ACh-induced maximal dilatation was significantly decreased at 12 months (64±10% of max dilatation; mean±sem, P<0.05) in WT mice, but at 6 months (61±10%; P<0.05) in DL mice, compared to 3 months (91±5% and 93±4%, in WT and DL, respectively). INDO did not alter the dilatation induced by ACh in renal arteries isolated from WT mice, while INDO reduced (P<0.05) ACh-induced maximal dilatation (29±13% vs 64±12% without INDO) in 12 months old DL mice. NAC — combined to INDO — did not affect ACh-induced dilatation of arteries from WT mice but completely normalized (P<0.05) endothelial function at 6 months in DL mice (95±1%) and reversed (P<0.05) the inhibitory effect of INDO at 12 months (65±13%). At 20 months, the maximal dilatation was minimal in both groups (48±10% and 38±12% in WT and DL mice, respectively) and insensitive to INDO alone or combined with NAC. Confocal imaging revealed, in DL mice only, a parallel increase in COX-2, iNOS and HNE expression with aging, which was maximal at 12 months.

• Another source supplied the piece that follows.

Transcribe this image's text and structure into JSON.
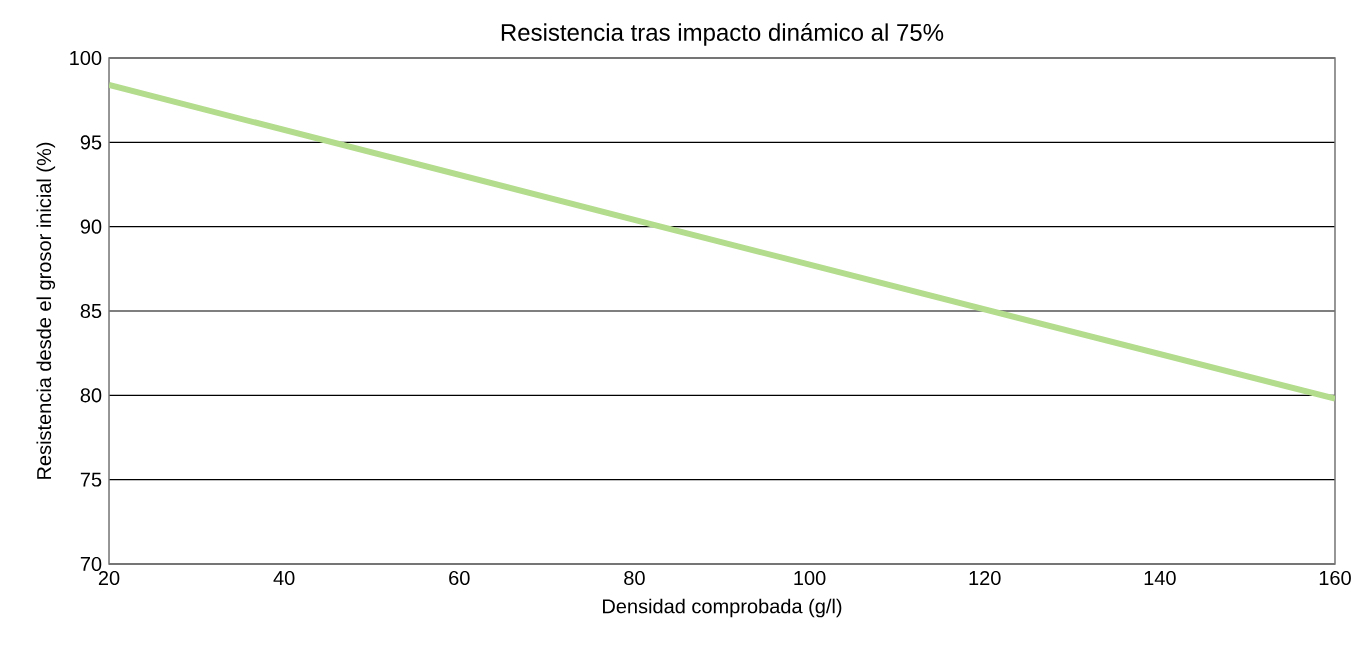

In conclusion, this study suggests that DL-associated ROS production hastens the development of the endothelial dysfunction. Simultaneous increase of COX-2 expression and vascular sensitivity to INDO suggests the presence of a transitory compensatory mechanism fighting against the deleterious effects of ROS at 12 months.

Krummen et al. (2005). Br. J. Pharmacol., in press.
Madamanchi et al. (2005). Arterioscler. Thromb. Vasc. Biol. 25 , 29-38.
Vequaud & Thorin (2001). Circ. Res. 89, 716-722.